Background
Like the title says, I have $196k in student loans from college. All loans have an identical interest rate of 6.8% through Nelnet. Loans are broken down as follows:
Loan A: Stafford Subsidized. Outstanding balance: $8.8k
Loan B: Stafford Unsubsidized: Outstanding Balance: $43k
Loan C: Direct Subsidized: Outstanding Balance: $8.8k
Loan D: Direct Unsubsidized: Outstanding Balance: $50.6k
Loan E: Stafford Subsidized: Outstanding Balance: $8.8k
Loan F: Stafford Unsubsidized: Outstanding Balance: $45.5k
Loan G: Direct Subsidized: Outstanding Balance: $8.8k
Loan H: Direct unsubsidized: Outstanding Balance: $22.2k
The short version is that I was talking with my mom about my plans for paying off my loans, and how I was trying to pay it off in 4-6 years (I get a raise in the next 6 months, which will allow me to pay between $3k-$3.5k/month towards these). My grandma offered to loan me $50k at a 3% interest rate to help reduce the overall interest I'll pay over time.

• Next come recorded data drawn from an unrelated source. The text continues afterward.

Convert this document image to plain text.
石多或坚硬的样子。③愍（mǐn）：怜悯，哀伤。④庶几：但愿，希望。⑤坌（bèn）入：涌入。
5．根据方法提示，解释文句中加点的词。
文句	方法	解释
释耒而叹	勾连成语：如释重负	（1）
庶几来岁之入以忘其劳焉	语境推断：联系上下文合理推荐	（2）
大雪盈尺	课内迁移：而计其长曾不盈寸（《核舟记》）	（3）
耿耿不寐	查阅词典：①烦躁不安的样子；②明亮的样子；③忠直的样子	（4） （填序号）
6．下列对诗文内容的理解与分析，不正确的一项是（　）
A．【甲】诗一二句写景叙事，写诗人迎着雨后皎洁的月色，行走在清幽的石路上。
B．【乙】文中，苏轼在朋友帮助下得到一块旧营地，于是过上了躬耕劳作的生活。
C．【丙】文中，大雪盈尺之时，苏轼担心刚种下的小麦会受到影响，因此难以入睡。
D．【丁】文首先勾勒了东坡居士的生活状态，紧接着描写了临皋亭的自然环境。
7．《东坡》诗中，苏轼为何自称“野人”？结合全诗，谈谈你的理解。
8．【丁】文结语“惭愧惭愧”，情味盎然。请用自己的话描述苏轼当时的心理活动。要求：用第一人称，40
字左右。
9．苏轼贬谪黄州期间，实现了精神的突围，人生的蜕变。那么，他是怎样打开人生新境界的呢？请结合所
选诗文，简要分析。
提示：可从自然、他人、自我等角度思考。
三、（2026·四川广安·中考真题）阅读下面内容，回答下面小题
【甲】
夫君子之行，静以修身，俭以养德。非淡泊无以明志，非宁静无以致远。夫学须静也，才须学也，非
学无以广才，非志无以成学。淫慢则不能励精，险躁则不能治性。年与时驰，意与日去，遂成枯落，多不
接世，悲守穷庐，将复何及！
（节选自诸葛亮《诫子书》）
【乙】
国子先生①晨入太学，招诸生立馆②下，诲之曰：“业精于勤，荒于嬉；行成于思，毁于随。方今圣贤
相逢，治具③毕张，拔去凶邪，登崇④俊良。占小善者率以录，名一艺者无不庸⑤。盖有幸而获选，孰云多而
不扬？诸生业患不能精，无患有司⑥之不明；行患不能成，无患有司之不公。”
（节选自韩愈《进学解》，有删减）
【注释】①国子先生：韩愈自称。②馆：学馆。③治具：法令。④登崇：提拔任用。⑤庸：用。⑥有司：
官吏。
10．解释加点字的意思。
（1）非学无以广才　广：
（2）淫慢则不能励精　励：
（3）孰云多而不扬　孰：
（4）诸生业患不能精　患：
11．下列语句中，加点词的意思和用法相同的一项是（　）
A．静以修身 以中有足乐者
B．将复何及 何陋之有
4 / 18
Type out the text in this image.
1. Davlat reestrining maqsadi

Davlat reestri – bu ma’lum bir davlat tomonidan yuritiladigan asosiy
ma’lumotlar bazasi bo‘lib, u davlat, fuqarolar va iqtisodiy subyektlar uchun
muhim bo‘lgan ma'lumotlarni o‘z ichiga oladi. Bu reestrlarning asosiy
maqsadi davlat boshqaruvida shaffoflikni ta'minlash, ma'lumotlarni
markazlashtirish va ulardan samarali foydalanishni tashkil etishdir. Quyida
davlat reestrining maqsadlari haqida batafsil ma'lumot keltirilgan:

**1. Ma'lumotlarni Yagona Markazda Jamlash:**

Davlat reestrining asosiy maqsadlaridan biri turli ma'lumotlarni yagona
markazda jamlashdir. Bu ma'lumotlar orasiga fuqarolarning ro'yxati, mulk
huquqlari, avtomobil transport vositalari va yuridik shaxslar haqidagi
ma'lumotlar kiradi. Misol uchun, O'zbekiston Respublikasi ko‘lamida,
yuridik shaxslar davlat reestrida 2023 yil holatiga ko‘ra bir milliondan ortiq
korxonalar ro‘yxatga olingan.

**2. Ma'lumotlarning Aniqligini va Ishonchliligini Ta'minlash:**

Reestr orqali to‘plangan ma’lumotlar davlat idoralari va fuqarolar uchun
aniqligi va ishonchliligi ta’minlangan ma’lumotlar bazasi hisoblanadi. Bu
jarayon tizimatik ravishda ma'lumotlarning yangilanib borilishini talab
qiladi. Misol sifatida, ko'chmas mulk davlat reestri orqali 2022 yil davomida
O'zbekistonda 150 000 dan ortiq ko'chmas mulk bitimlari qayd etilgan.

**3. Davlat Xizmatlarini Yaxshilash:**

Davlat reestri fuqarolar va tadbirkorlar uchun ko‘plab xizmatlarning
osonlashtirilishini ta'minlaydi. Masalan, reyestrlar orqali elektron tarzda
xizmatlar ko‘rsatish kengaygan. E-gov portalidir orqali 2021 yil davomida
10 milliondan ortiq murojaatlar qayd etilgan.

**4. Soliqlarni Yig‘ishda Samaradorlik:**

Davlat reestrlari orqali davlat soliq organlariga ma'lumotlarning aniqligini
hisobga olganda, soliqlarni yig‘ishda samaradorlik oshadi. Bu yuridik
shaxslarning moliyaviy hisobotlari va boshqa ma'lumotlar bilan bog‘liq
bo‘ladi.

Question I have the $50k sitting in my checking account at the moment. I know that if I just pay directly to nelnet it will be distributed across all my loans so that, roughly 25% of each will be paid off. However, what I don't understand is whether or not the type of loan (Stafford vs. Direct, Subsidized vs. Unsubsidized) makes any difference in terms of which I pay off. Do the larger debts benefit from being paid off faster here? Motivation isn't a particular issue here, the avalanche vs. snowball method doesn't really matter. I just can't find a clear answer about whether it makes any difference which of these I pay off rest.
tldr Don't know the difference between Stafford & Direct or between Subsidized and Unsubsidized once I'm in repayment. Can't determine if it matters mathematically which one I pay off.